Comme il le relate dans son film, R-J Lacombe a poursuivi ses études en Suisse, après son départ du Zaïre en 1996, juste avant que la guerre éclate. 

Après avoir étudié dans un institut « biblique et missionnaire » situé à Saint-Légier (l'institut Emmaüs) au sein d'une formation intitulée « Pratique et éthique de la communication » (un apprentissage que l'on peut rapprocher de son engagement humanitaire qui l'a fait voyager pendant deux ans), il passe en 2008 par l’école d’art ECAL, École cantonale d'Art de Lausanne qui possède un département « Cinéma » en plus de celui d’art visuel, de photographie ou de design graphique.

Il était encore étudiant dans cette école lorsqu’il a réalisé Kwa Heri Mandima en 2010, dont le succès a dépassé les frontières nationales : il a été primé dans les prestigieux festivals de Locarno, Sao Paulo, Palm Springs, Milano, Chicago, Belo Horizonte, Duisburg, München, ou encore New York.

L’année suivante, en 2011, il présente un nouveau documentaire, Retour à Mandima, de 40 minutes. Cette fois-ci, il n’est plus question de remémoration de son enfance à partir de photos. 15 ans après son éloignement il retourne sur place, sur les traces de ses racines, de sa maison natale, et de ses amis d’alors - Watumu, Amosi et Hangi - pour un voyage personnel qui ne fera pas l’économie de la douleur qu’une guerre insensée a laissé, et des sourires des retrouvailles. Que sont-ils devenus, adultes ? Rien n’a changé, et tout a changé à la fois.

Pour aller plus loin

Le second film du réalisateur, Retour à Mandima, dans lequel on retrouve les personnages du court métrage avec 15 ans de plus et des parcours bien différents : https://vimeo.com/78240764

Petit pays : prix Goncourt des Lycéens 2017 et premier roman de Gaël Faye, connu jusque-là comme auteur-compositeur-interprète. Fils d’expatrié français et de mère rwandaise, qui a vu lui aussi la douceur des premières années bouleversée par la guerre, relate dans livre, son enfance au Burundi. Pour les plus grands.
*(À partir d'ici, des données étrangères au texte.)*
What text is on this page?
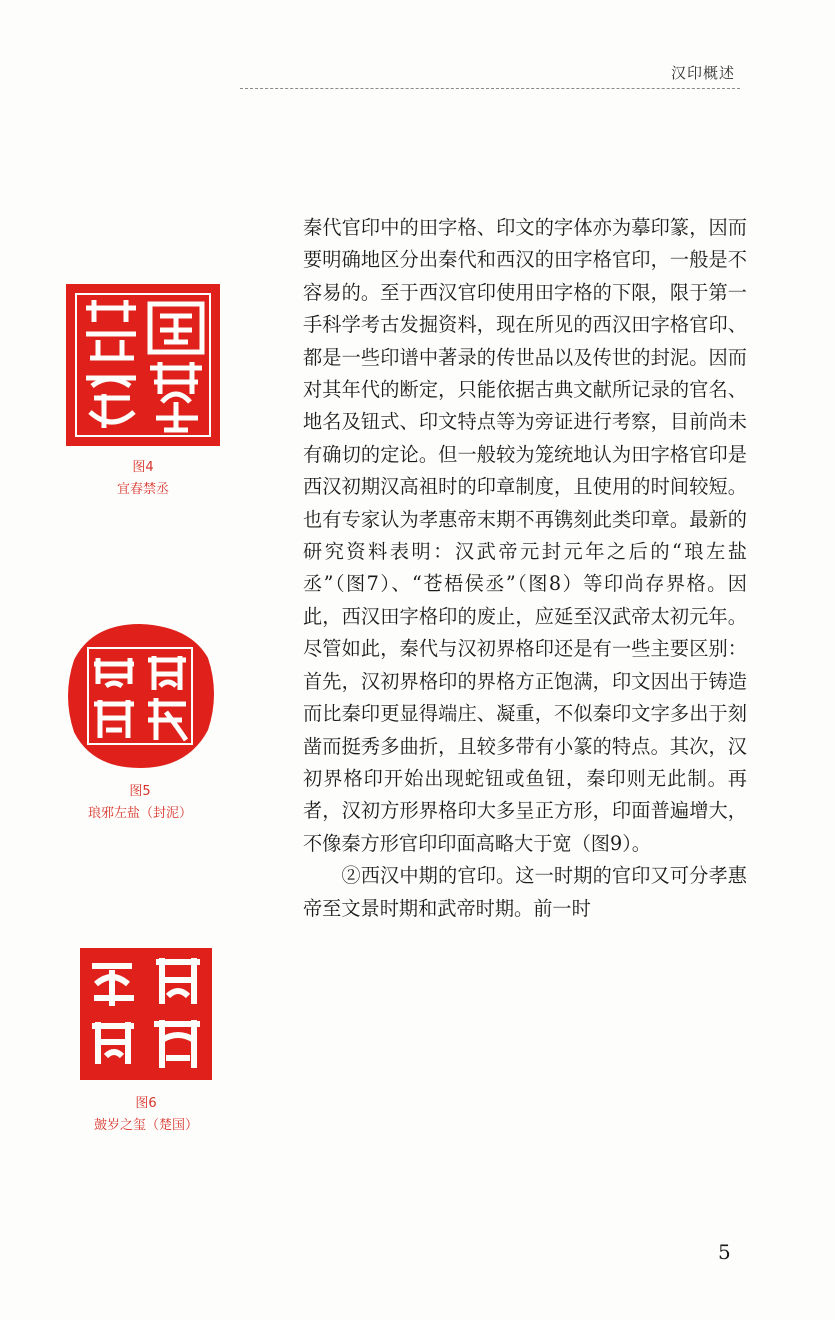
汉印概述
图4
宜春禁丞
图5
琅邪左盐（封泥）
图6
皷岁之玺（楚国）

秦代官印中的田字格、印文的字体亦为摹印篆，因而要明确地区分出秦代和西汉的田字格官印，一般是不容易的。至于西汉官印使用田字格的下限，限于第一手科学考古发掘资料，现在所见的西汉田字格官印、都是一些印谱中著录的传世品以及传世的封泥。因而对其年代的断定，只能依据古典文献所记录的官名、地名及钮式、印文特点等为旁证进行考察，目前尚未有确切的定论。但一般较为笼统地认为田字格官印是西汉初期汉高祖时的印章制度，且使用的时间较短。也有专家认为孝惠帝末期不再镌刻此类印章。最新的研究资料表明：汉武帝元封元年之后的“琅左盐丞”（图7）、“苍梧侯丞”（图8）等印尚存界格。因此，西汉田字格印的废止，应延至汉武帝太初元年。尽管如此，秦代与汉初界格印还是有一些主要区别：首先，汉初界格印的界格方正饱满，印文因出于铸造而比秦印更显得端庄、凝重，不似秦印文字多出于刻凿而挺秀多曲折，且较多带有小篆的特点。其次，汉初界格印开始出现蛇钮或鱼钮，秦印则无此制。再者，汉初方形界格印大多呈正方形，印面普遍增大，不像秦方形官印印面高略大于宽（图9）。

②西汉中期的官印。这一时期的官印又可分孝惠帝至文景时期和武帝时期。前一时

5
Sans soleil : magnifique film de Chris Marker, dont l’immense filmographie poétique croisant lui aussi photos, voix off et mémoire n’est plus à démontrer. Sans soleil reprend le motif de la cohabitation des civilisations au gré d’un voyage initiatique court-circuitant, à travers des rapprochements géographiques et un savant montage musical en réseau et contrepoints : un homme voyage, une femme lit les lettres qu'il lui adresse, lui donnant à la fois des nouvelles du monde et, à travers elles, de lui. Pour les adultes.